With revenue expected to hit $1.65bn by 2020, eSports is a booming industry. In terms of advertising and sponsorship, brand investment in eSports has witnessed a surge of 48 percent since 2017, confirming that the sector is considered an exciting new opportunity for brands.

The qualifiers for the eSports demonstration event took place in June, and the final competitions ran from 26th August to 1st September. Most of the conversations came from tweets by gaming hosts, news sources, analysts and the players.

Event hashtags were most commonly used in Twitter conversations and helped drive buzz for the demonstration games. Teams, players and games hashtags were also popular.

YouTube received the highest number of direct mentions of eSports among all broadcasting channels. Interestingly, the king of real-time strategy StarCraft II received more direct mentions than any other game in the demonstration.

Based on the number of followers from relevant authors, the eSports demonstration event had an estimated potential reach of 441 million people globally. Besides news channels, which regularly reported on the eSport event, the most influential authors online were event officials, featured games and competing teams.

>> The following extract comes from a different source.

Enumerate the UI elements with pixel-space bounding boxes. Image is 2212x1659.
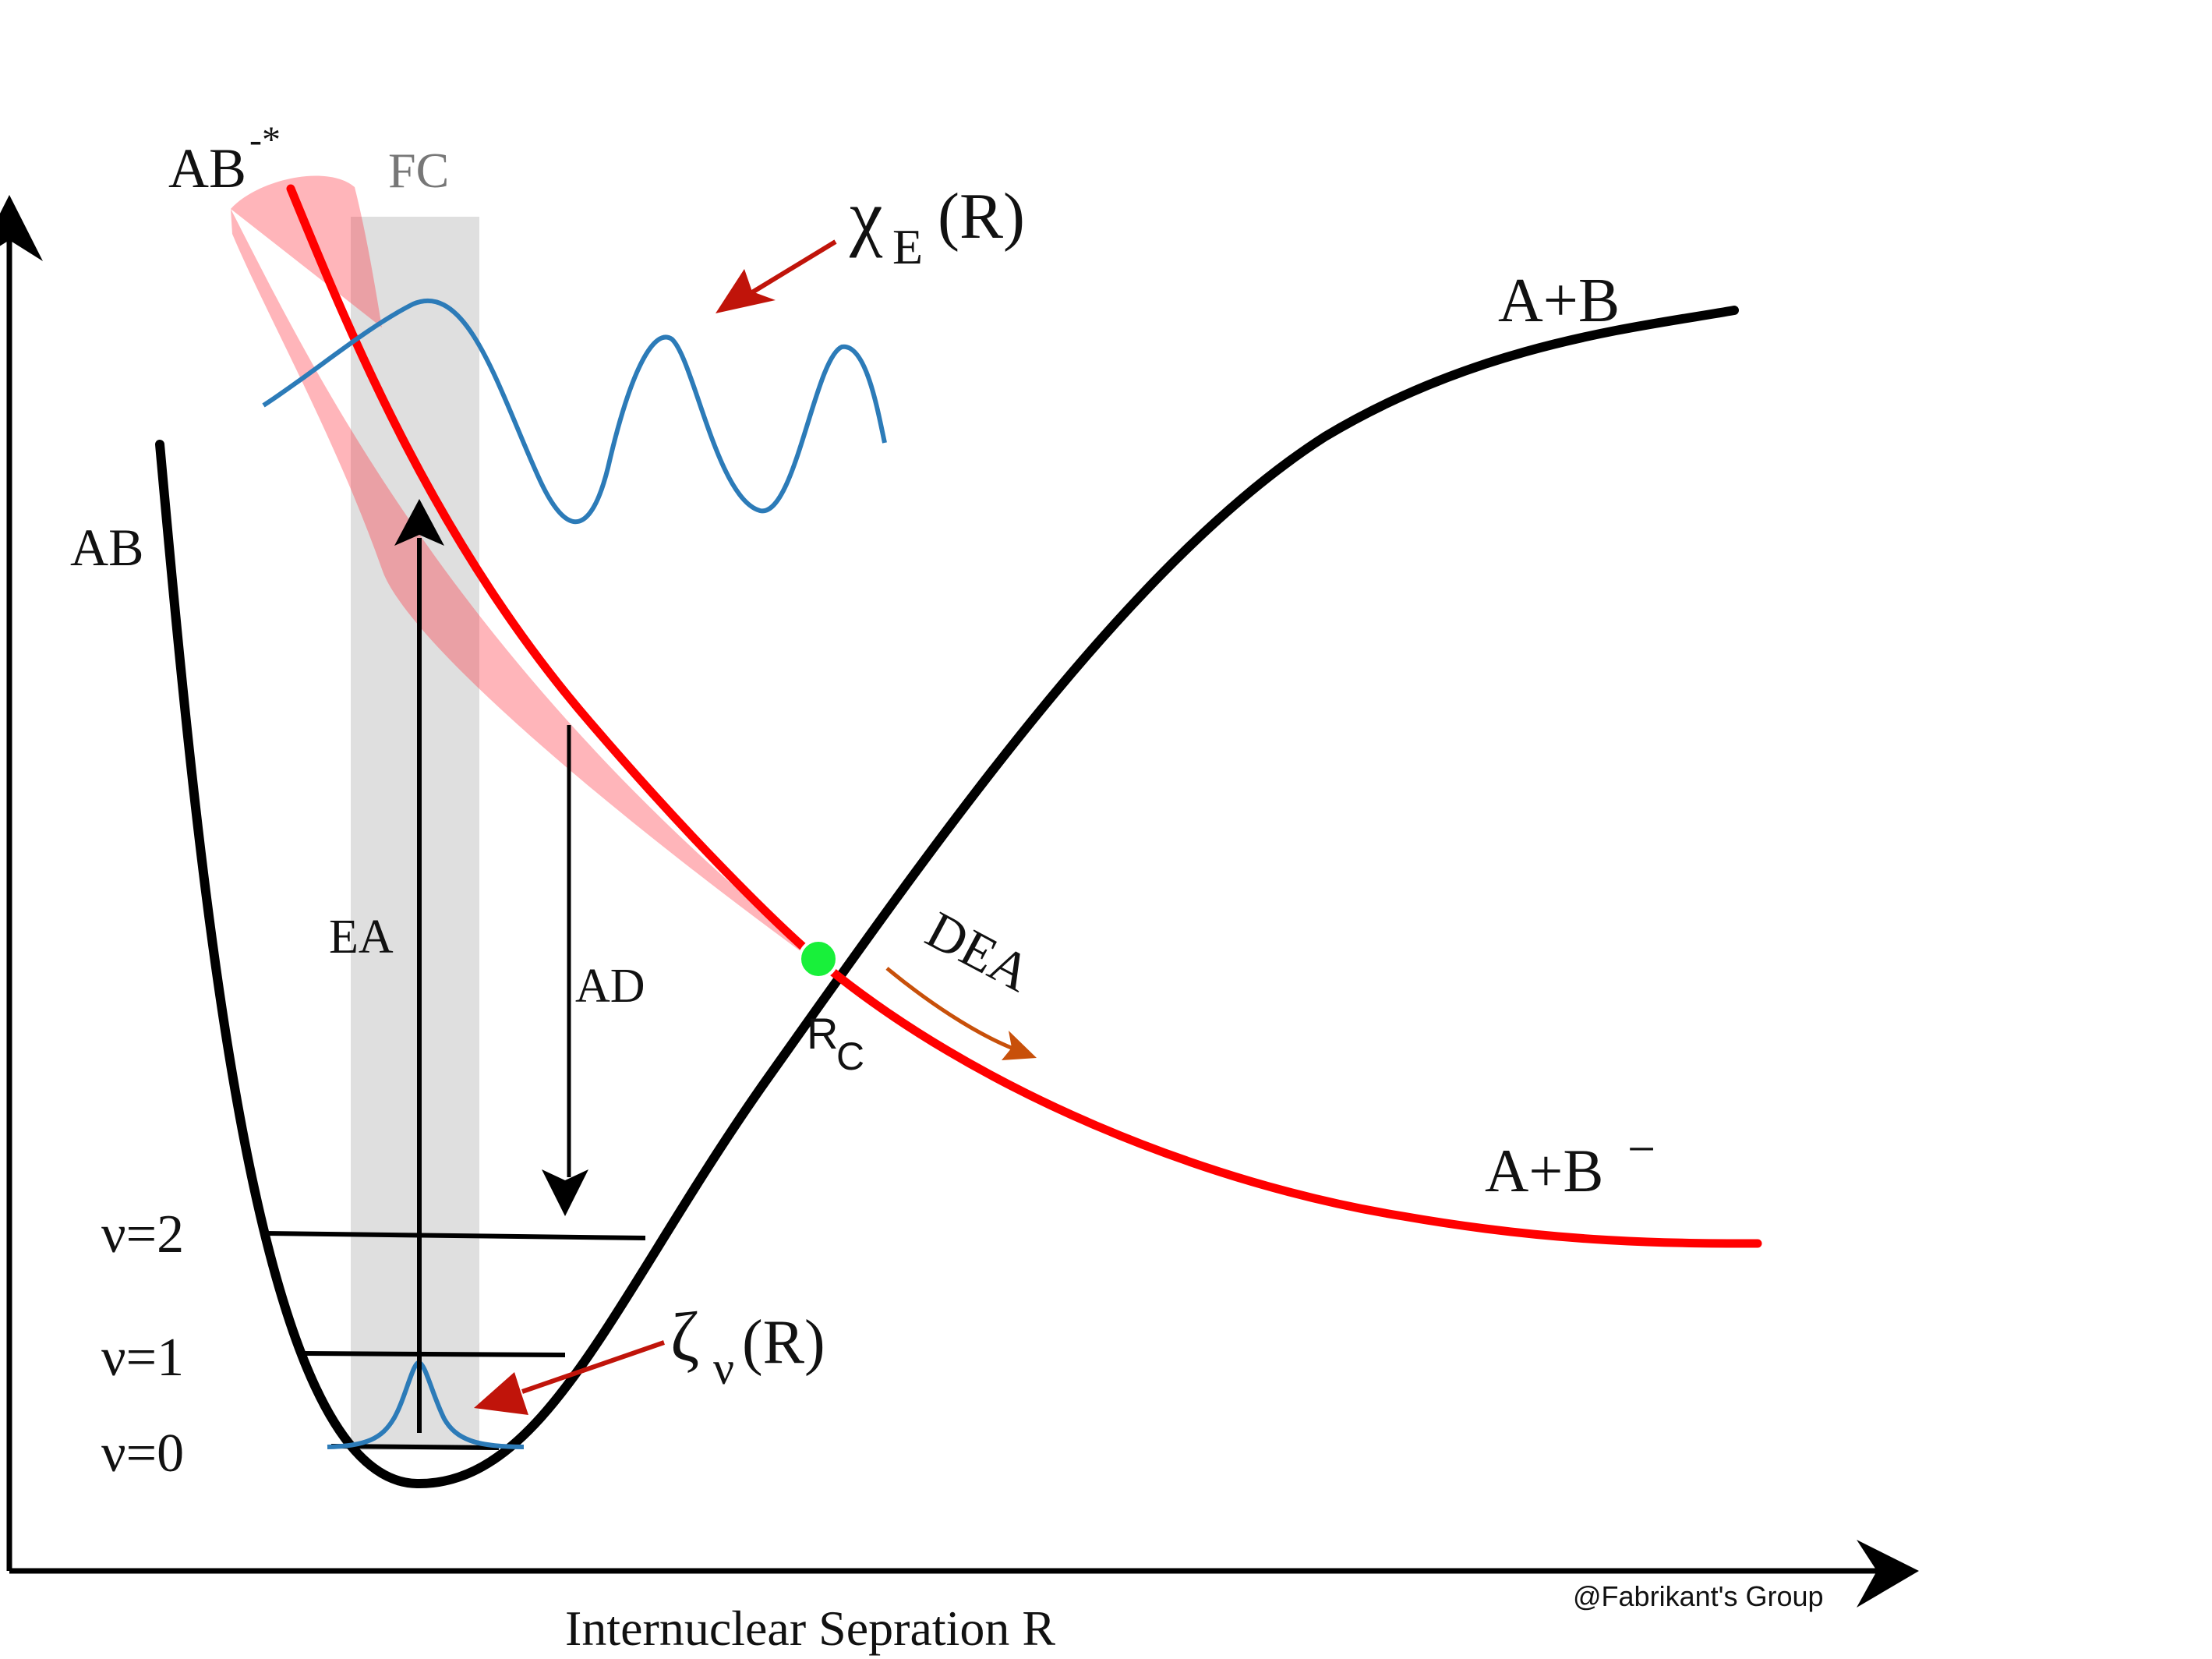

League of Legends, Pro Evolution 2018 (PES 2018) and Clash Royale generated most of the interest for PC, console and mobile platforms during the event. Despite the extreme popularity of gaming giant Blizzard’s StarCraft II in South Korea, it was only the fifth most mentioned game.

As expected, the conversation volume around the games peaked towards the end of August when the competitions were broadcast live.


Online viewers from a range of different countries contributed to the buzz, cheering for their favourite players and sharing the pride in their teams when winning:

Translation from Japanese: “At elimination round, CHN and KOR were the same and LCK won everything. Taiwan won all the other one as usual, but lost to CHN by 2-1 at SF.”

The organisation and professionalism surrounding online gaming in the last decade have transformed it from something typically considered a pastime for adolescent males to a respected Olympic event, with the debut of eSports at ASIAD 2018 reflecting this shift. As our insights show, the trial run helped boost the status of eSports around the globe. Although it has been subject to criticism and calls have been made to reduce the inclusion of violent games in favour of sport-focused titles for 2022, teething pains are inevitable for such a fast-growing sector. Regardless of the game genre, my fellow gaming pals and I will be sure to keep a close eye on the upcoming developments for competitive gaming on the global sports scene.